L'imagerie par résonance magnétique (IRM) à haut champ permet de générer des images de haute résolution, mais au prix d'un temps d'acquisition des données très long qui limite son utilisation pour des applications cliniques. En effet, en plus d'être inconfortable pour le patient, l'examen est source d'artefacts liés aux mouvements de la personne et ne permet pas toujours de visualiser des phénomènes physiologiques rapides. Pour réduire ces temps d'acquisition, des procédés mathématiques dits de compressed sensing sont de plus en plus utilisés. Ils consistent à acquérir moins de données que ce qui est théoriquement nécessaire, puis à reconstruire une image grâce à des algorithmes dédiés. Ils sont toutefois sensibles aux artefacts dits « hors résonance » qui provoquent des distorsions géométriques et du flou dans l'image.
Récemment, ces algorithmes de reconstruction ont été supplantés, en terme de qualité de l'image et de rapidité, par des méthodes d'intelligence artificielle (IA) sans que ces dernières n'abordent le problème artefactuel. Pour pallier ce problème, une équipe de NeuroSpin du CEA-Joliot propose deux stratégies.
Nouvelle méthodologie pour le compressed sensing et le deep learning
Une première solution consiste à travailler sur l'acquisition des données elle-même. En collaboration avec Siemens Healthcare, les chercheurs ont ainsi introduit dans leur algorithme de compressed sensing « Sparkling » deux nouveaux modules pour corriger la sensibilité aux artefacts hors résonance. Le premier, baptisé More, consiste à ajouter un facteur de pondération lié au temps : les points d'échantillonnage de l'espace de Fourier qui sont loin les uns des autres sont contraints de l'être aussi temporellement.
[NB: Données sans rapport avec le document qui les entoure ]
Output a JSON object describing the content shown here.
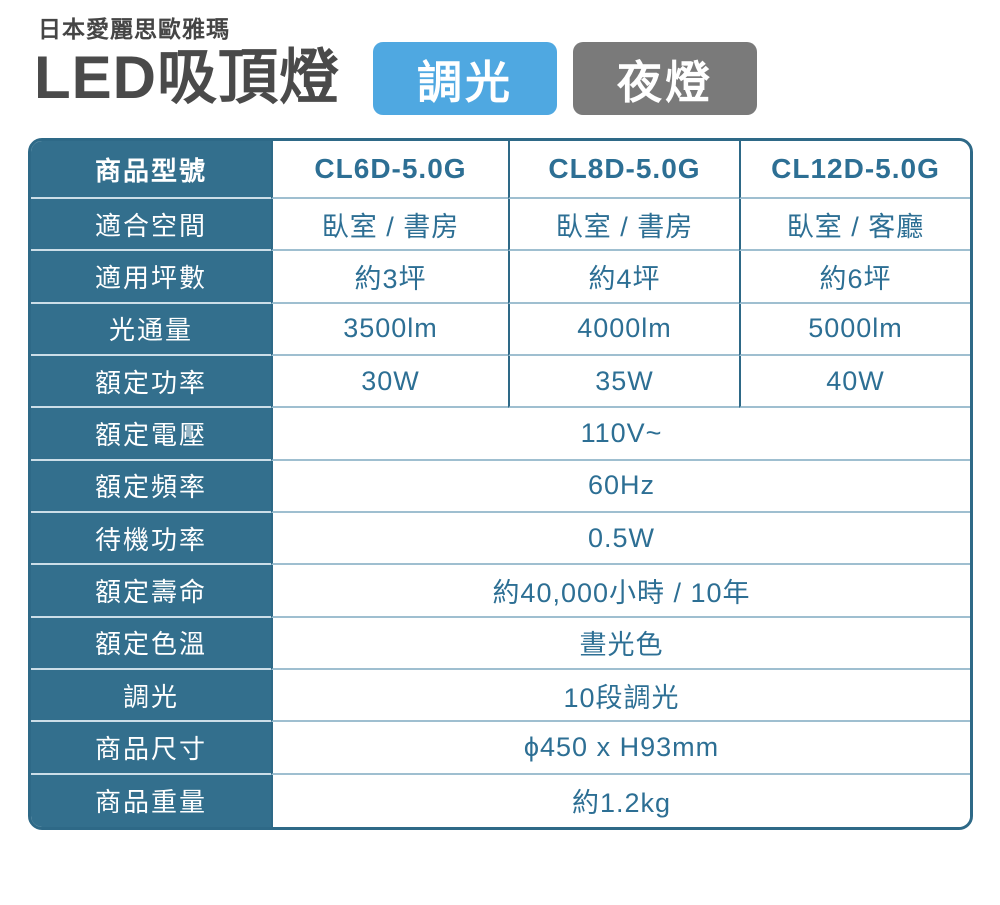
{
  "header": {
    "brand": "日本愛麗思歐雅瑪",
    "title": "LED吸頂燈",
    "badges": [
      {
        "label": "調光",
        "color": "#4fa8e1"
      },
      {
        "label": "夜燈",
        "color": "#7a7a7a"
      }
    ]
  },
  "colors": {
    "label_background": "#336f8d",
    "table_border": "#2e6987",
    "value_text": "#2d6f94",
    "label_text": "#ffffff",
    "label_separator": "#ccdee8",
    "value_separator": "#9fbfd0",
    "title_text": "#4a4a4a"
  },
  "table": {
    "rows": [
      {
        "label": "商品型號",
        "values": [
          "CL6D-5.0G",
          "CL8D-5.0G",
          "CL12D-5.0G"
        ]
      },
      {
        "label": "適合空間",
        "values": [
          "臥室 / 書房",
          "臥室 / 書房",
          "臥室 / 客廳"
        ]
      },
      {
        "label": "適用坪數",
        "values": [
          "約3坪",
          "約4坪",
          "約6坪"
        ]
      },
      {
        "label": "光通量",
        "values": [
          "3500lm",
          "4000lm",
          "5000lm"
        ]
      },
      {
        "label": "額定功率",
        "values": [
          "30W",
          "35W",
          "40W"
        ]
      },
      {
        "label": "額定電壓",
        "merged": "110V~"
      },
      {
        "label": "額定頻率",
        "merged": "60Hz"
      },
      {
        "label": "待機功率",
        "merged": "0.5W"
      },
      {
        "label": "額定壽命",
        "merged": "約40,000小時 / 10年"
      },
      {
        "label": "額定色溫",
        "merged": "晝光色"
      },
      {
        "label": "調光",
        "merged": "10段調光"
      },
      {
        "label": "商品尺寸",
        "merged": "ϕ450 x H93mm"
      },
      {
        "label": "商品重量",
        "merged": "約1.2kg"
      }
    ]
  }
}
En complément, le second module, Golf, peut réduire davantage le temps d'acquisition en évitant les redondances des trajectoires au centre de l'espace de Fourier.
Une autre solution consiste à intervenir en post-traitement mais les méthodes conventionnelles de correction des données demeurent trop lentes (plusieurs heures pour corriger un seul volume). D'où l'idée de recourir à un algorithme de deep learning apprenant les paramètres de l'algorithme de reconstruction. « Nous nous sommes appuyés sur une précédente architecture que nous avions mise au point en 2022, l'algorithme NCPDNet », indique Philippe Ciuciu, responsable de l'équipe Mind à NeuroSpin. Au fur et à mesure du protocole, l'algorithme vérifie que chaque transformation faite sur les pixels de l'image est compatible avec les données. L'intérêt de cette approche réside dans le fait que l'entraînement de l'algorithme, qui est la partie consommatrice en calcul et en temps, ne se fait pas au moment de l'examen mais bien avant : « une fois le modèle mis au point, son application ne prend qu'environ cinq minutes », précise l'expert.
Un processus deux en un
Les spécialistes ont alors cherché à combiner les deux méthodologies, celle de compressed sensing pour optimiser l'échantillonnage des données, et celle de deep learning pour entraîner les réseaux de neurones avec des schémas d'acquisition fixés à l'avance. « Nous avons développé une architecture de deep learning qui apprend à la fois les trajectoires dans l'espace de Fourier ainsi que l'algorithme de reconstruction modélisé par un réseau de neurones de type NCPDNet », poursuit l'expert.
Le processus Projector ainsi mis au point a été entraîné sur un jeu de données brutes 3D déjà disponible (Calgary, 167 IRM pondérés à une résolution millimétrique) et a pu vérifier au fur et à mesure des itérations de reconstruction que les images obtenues étaient bien conformes aux images de référence issues d'un protocole classique. De plus les trajectoires ainsi apprises se sont avérées plus performantes que leur ancêtre Sparkling.
Tous ces travaux ont bénéficié d'un accès aux ressources HPC (High Performance Computing) du CEA (CCRT) et de GENCI (supercalculateurs Jean Zay) ainsi que du financement d'une thèse en simulation numérique par le programme européen Numerics.